Он в ту ночь долго еще не мог успокоиться, вспоминая разные случаи и открытия, и многие из них оказывались не менее сенсационными, чем эта помывшаяся женщина в 1895-м году и в голом виде запечатленная на кинопленке. Фамилию оператора он забыл и, мучительно вспоминая ее, остался ночевать у меня на моем пружинном диване и до утра ночевал на нем без «джазового» своего пиджака с видавшим виды хлястиком и мелкой искрой по всему полю. А уже утром в битком набитом автобусе я ехал на окраину Москвы, пытаясь самому себе ответить на вопрос, который мучает меня до сих пор: «Бывало ли хоть где-нибудь такое, что бы было так же захватывающе интересно, как в этих познавательных рассуждениях Александра Петровича?»


IV.

Он был прав. Честен и правдив, в подробностях и деталях описывав место моей тогдашней работы, не пропустив ни нашей душной каптерки, ни гудков на Ярославском перегоне, ни осколков бутылки в пожухлой траве. Он, правда, забыл про ближний темный лес с голосами каких-то фантастических птиц и животных, а также несколько запамятовал разместить в центре своего внимания серые хлопчатобумажные носки, сушившиеся на кривой трубе местной печки-буржуйки. Семь пар – по числу мужиков нашей бригады. Четырнадцать штук, если вспоминать поштучно. Каждый из наших мужиков был мастером своего дела. Весело и заправски каждый из них умел что-нибудь по службе отчебучить. И каждый из них по-своему умел залудить стакан «под обрез» в нашей душной каптерке, которая от этого становилась еще душней, но значительно остроумней.

А в целом – все точно и правильно. В качестве подручного главного геодезиста я там и работал, где еще не было ничего, кроме нашей каптерки. Она была тогда единственной на всем огромном пустыре. Маленькая, деревянная и одинокая, словно буй в конце купального сезона. С одним единственным окном на северо-восток. Намеревался я в ближайшее время и премиальные получить.

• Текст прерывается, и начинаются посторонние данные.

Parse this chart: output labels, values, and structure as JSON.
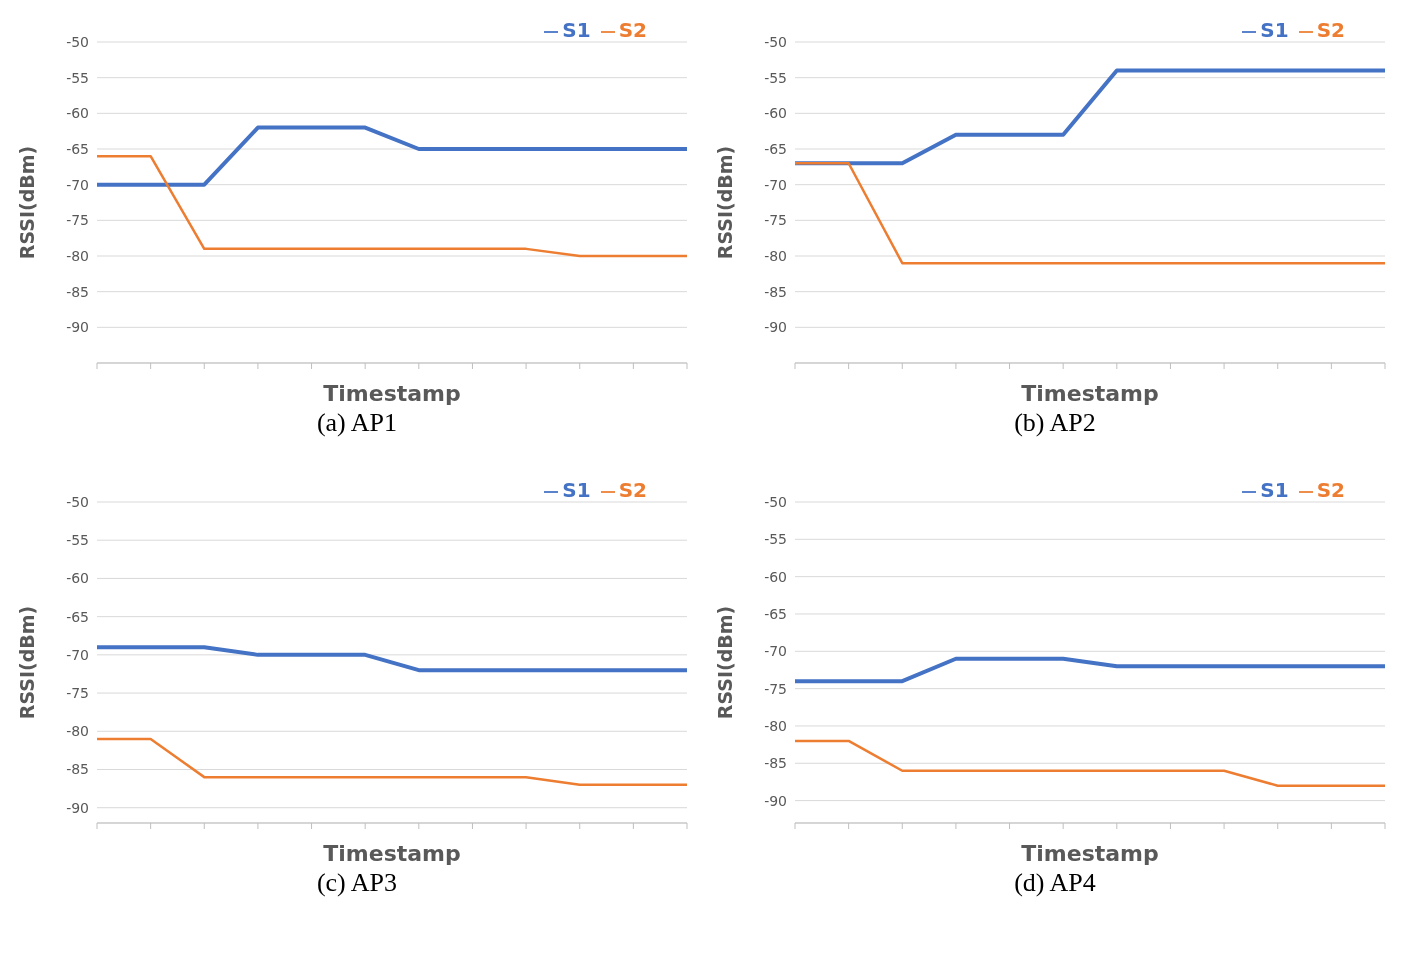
{
  "chart_data": [
    {
      "type": "line",
      "title": "(a)  AP1",
      "xlabel": "Timestamp",
      "ylabel": "RSSI(dBm)",
      "categories": [
        null,
        null,
        null,
        null,
        null,
        null,
        null,
        null,
        null,
        null,
        null,
        null
      ],
      "series": [
        {
          "name": "S1",
          "color": "#4472c4",
          "values": [
            -70,
            -70,
            -70,
            -62,
            -62,
            -62,
            -65,
            -65,
            -65,
            -65,
            -65,
            -65
          ]
        },
        {
          "name": "S2",
          "color": "#ed7d31",
          "values": [
            -66,
            -66,
            -79,
            -79,
            -79,
            -79,
            -79,
            -79,
            -79,
            -80,
            -80,
            -80
          ]
        }
      ],
      "ylim": [
        -95,
        -50
      ],
      "yticks": [
        -90,
        -85,
        -80,
        -75,
        -70,
        -65,
        -60,
        -55,
        -50
      ],
      "grid": "y",
      "legend": "top right",
      "marker": "none",
      "line_style": "solid"
    },
    {
      "type": "line",
      "title": "(b) AP2",
      "xlabel": "Timestamp",
      "ylabel": "RSSI(dBm)",
      "categories": [
        null,
        null,
        null,
        null,
        null,
        null,
        null,
        null,
        null,
        null,
        null,
        null
      ],
      "series": [
        {
          "name": "S1",
          "color": "#4472c4",
          "values": [
            -67,
            -67,
            -67,
            -63,
            -63,
            -63,
            -54,
            -54,
            -54,
            -54,
            -54,
            -54
          ]
        },
        {
          "name": "S2",
          "color": "#ed7d31",
          "values": [
            -67,
            -67,
            -81,
            -81,
            -81,
            -81,
            -81,
            -81,
            -81,
            -81,
            -81,
            -81
          ]
        }
      ],
      "ylim": [
        -95,
        -50
      ],
      "yticks": [
        -90,
        -85,
        -80,
        -75,
        -70,
        -65,
        -60,
        -55,
        -50
      ],
      "grid": "y",
      "legend": "top right",
      "marker": "none",
      "line_style": "solid"
    },
    {
      "type": "line",
      "title": "(c)  AP3",
      "xlabel": "Timestamp",
      "ylabel": "RSSI(dBm)",
      "categories": [
        null,
        null,
        null,
        null,
        null,
        null,
        null,
        null,
        null,
        null,
        null,
        null
      ],
      "series": [
        {
          "name": "S1",
          "color": "#4472c4",
          "values": [
            -69,
            -69,
            -69,
            -70,
            -70,
            -70,
            -72,
            -72,
            -72,
            -72,
            -72,
            -72
          ]
        },
        {
          "name": "S2",
          "color": "#ed7d31",
          "values": [
            -81,
            -81,
            -86,
            -86,
            -86,
            -86,
            -86,
            -86,
            -86,
            -87,
            -87,
            -87
          ]
        }
      ],
      "ylim": [
        -92,
        -50
      ],
      "yticks": [
        -90,
        -85,
        -80,
        -75,
        -70,
        -65,
        -60,
        -55,
        -50
      ],
      "grid": "y",
      "legend": "top right",
      "marker": "none",
      "line_style": "solid"
    },
    {
      "type": "line",
      "title": "(d) AP4",
      "xlabel": "Timestamp",
      "ylabel": "RSSI(dBm)",
      "categories": [
        null,
        null,
        null,
        null,
        null,
        null,
        null,
        null,
        null,
        null,
        null,
        null
      ],
      "series": [
        {
          "name": "S1",
          "color": "#4472c4",
          "values": [
            -74,
            -74,
            -74,
            -71,
            -71,
            -71,
            -72,
            -72,
            -72,
            -72,
            -72,
            -72
          ]
        },
        {
          "name": "S2",
          "color": "#ed7d31",
          "values": [
            -82,
            -82,
            -86,
            -86,
            -86,
            -86,
            -86,
            -86,
            -86,
            -88,
            -88,
            -88
          ]
        }
      ],
      "ylim": [
        -93,
        -50
      ],
      "yticks": [
        -90,
        -85,
        -80,
        -75,
        -70,
        -65,
        -60,
        -55,
        -50
      ],
      "grid": "y",
      "legend": "top right",
      "marker": "none",
      "line_style": "solid"
    }
  ]
}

И не где-нибудь, а там же, где и всегда, чтобы стать счастливым обладателем строительной премии в рублях, выданной мне в полуовальном окошке нашей строительной кассы, которой еще не было. Зато был забор. И не один, а два. Один, ограничивающий нашу строительную площадку, находился на севере, а другой на востоке. Были и гудки на Ярославском перегоне, а также мерцание каких-то огоньков, до которых, казалось, ни один человек не состоянии добежать. Ярким представителем неоспоримой истины являлась и совковая лопата у задней стены каптерки. Александр Петрович при всем его глубоком знании жизни и ее окрестностей не совсем точно определил мои служебные обязанности. Напомню, что я был тогда юным подручным Сергея Львовича, то есть нашего главного геодезиста. В моем ведении находился единственный геодезический инструмент – астролябия. Что это такое и как этим пользоваться, я забыл навсегда. Однако помню, что даже при советской власти добежать с астролябией до гудков на Ярославском перегоне ни одному подручному не удавалось, и мой начальник при всей его армейской закалке что-либо подобное мне мог бы приказать, но отчего-то всякий раз мешкал и не приказывал. Наверное, потому, что в мою обязанность это могло бы войти, но, видимо, не входило.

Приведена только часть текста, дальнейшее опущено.